L’udienza di oggi è cominciata alle 9,30, presso l’aula del Tribunale dello Stato della Città del Vaticano dove sta proseguendo la fase conclusiva del processo in corso per la divulgazione di notizie e documenti riservati. Erano presenti, oltre al collegio giudicante (Giuseppe Dalla Torre, Piero Antonio Bonnet, Paolo Papanti-Pellettier e Venerando Marano) e al promotore di Giustizia (Gian Piero Milano e Roberto Zannotti), gli imputati: Lucio Ángel Vallejo Balda, Francesca Immacolata Chaouqui e Nicola Maio, mentre erano assenti gli imputati Gianluigi Nuzzi ed Emiliano Fittipaldi. Erano presenti tutti e cinque gli avvocati: Emanuela Bellardini, Laura Sgrò, Rita Claudia Baffioni, Lucia Teresa Musso e Roberto Palombi.

La difesa di monsignor Vallejo, affidata all’avvocata Bellardini, si è concentrata soprattutto nel delineare la situazione di timore psicologico nel quale si trovava il suo assistito nei confronti della Chaoqui, di come si sentisse sotto pressione e minacciato; inoltre ha rilevato come di fatto molto dei documenti riservati finiti nei libri dei due giornalisti Nuzzi e Fittipaldi fossero in realtà già stati pubblicati da alcuni giornali, insomma la riservatezza e segretezza dei documenti trasmessi non è un dato assoluto. Quindi ha messo in luce come Vallejo abbia in realtà collaborato con la giustizia vaticana in modo totale. Fra l’altro è stato mostrato il testo di un messaggio whatsapp della Chaoqui a Vallejo dai toni piuttosto pesanti . Il testo – letto dall’avvocato Bellardini - risale alla metà del 2015. Il messaggio doveva costituire una prova delle pressioni esercitata dalla Chaoqui su Vallejo Balda. Quest’ultimo ha ricoperto gli incarichi di Segretario della Prefettura per gli Affari economici della Santa Sede e di segretario della Cosea, la commissione di riforma delle finanze e dell’amministrazione istituita da papa Francesco (dal lavoro svolto da Vallejo e Balda in quest’ambito proverrebbero parte dei documenti trafugati e divulgati); la sua carriera, tuttavia, era destinata a crescere ancora con l’incarico a Segretario della Segreteria per l’economia, ma s’interruppe invece bruscamente. Quindi, nell’autunno scorso, le indagini svolte dalle autorità vaticane hanno portato al suo arresto e al processo. La stessa Chaoqui faceva parte della Cosea.

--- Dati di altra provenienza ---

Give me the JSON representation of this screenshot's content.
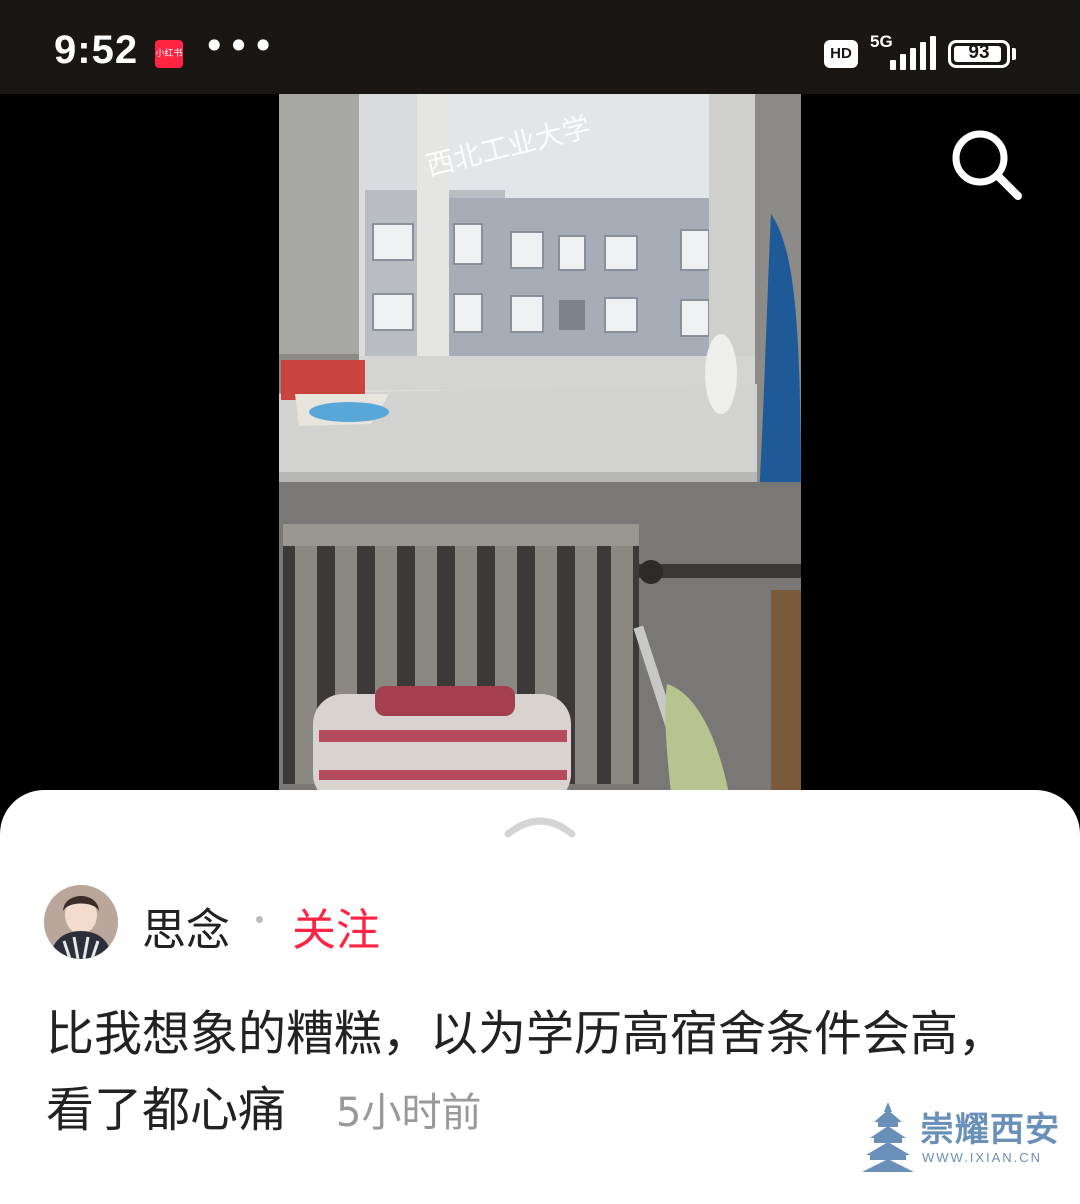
{
  "status_bar": {
    "time": "9:52",
    "app_badge": "小红书",
    "more": "•••",
    "hd": "HD",
    "network": "5G",
    "battery": "93",
    "battery_level": 0.93
  },
  "photo": {
    "watermark_text": "西北工业大学"
  },
  "post": {
    "author_name": "思念",
    "follow_label": "关注",
    "content": "比我想象的糟糕，以为学历高宿舍条件会高，看了都心痛",
    "time_ago": "5小时前"
  },
  "site_watermark": {
    "title": "崇耀西安",
    "url": "WWW.IXIAN.CN"
  },
  "colors": {
    "accent": "#ff2442",
    "status_bar_bg": "#1a1613"
  }
}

D’altro canto la requisitoria pronunciata dal promotore di giustizia lunedì scorso, delineava un quadro assai diverso da quello tracciato dalla difesa per i due principali imputati, ovvero Vallejo Balda e Chaoqui. Il promotore Gian Piero Milano infatti aveva sottolineato diversi aspetti critici della vicenda già emersi per altro durante il dibattimento, come le copiose fotocopie realizzate per «un archivio parallelo» , la conseguente paura degli archivisti della Prefettura che gli atti venissero pubblicati, cosa poi puntualmente avvenuta. Milano ha fatto riferimento al gruppo creato da monsignor Vallejo e ha parlato in proposito di «un’altra Curia» con «finalità, composizione e modi« che non sono quelli della «Curia Romana»: «né per fini né per identità». Il promotore ha parlato ancora di richieste «borderline» e ha ricordato in modo particolare quella di Chaouqui indirizzata a monsignor Vallejo di copiare su carta intestata dello Ior un testo sul Monte dei Paschi di Siena che lei gli aveva inviato via email. Foglio poi stampato con le firme (misconosciute) del direttore generale Rolando Marranci e del presidente dello Ior, Ernst von Freyberg. Chaouqui disse che lo aveva fatto per mettere alla prova il prelato, ma Milano ha affermato: «Non è possibile dopo due anni di conoscenza tra i due asserire una cosa del genere». «Il gruppo – continua – operava in questo modo e in più direzioni».

Nel corso dell’udienza di ieri, l’accusa aveva svolto la requisitoria conclusasi con una serie di richieste di condanna per quattro imputati e di un’assoluzione. Nello specifico il promotore di giustizia aveva chiesto le seguenti pene: tre anni e un mese per monsignor Lucio Angel Vallejo Balda; tre anni e nove mesi per Francesca Immacolata Chaouqui; un anno e un mese per Nicola Maio; un anno per il giornalista Gianluigi Nuzzi (autore del volume Via Crucis). Veniva invece chiesta l’assoluzione per insufficienza di prove per il secondo giornalista imputato, Emiliano Fittipaldi. Gli interventi degli altri avvocati difensori continueranno domani pomeriggio, mercoledì, alle 15,30.

A questo punto la sentenza, inizialmente ipotizzata per domani, dovrebbe slittare a una successiva udienza, forse nella giornata di giovedì.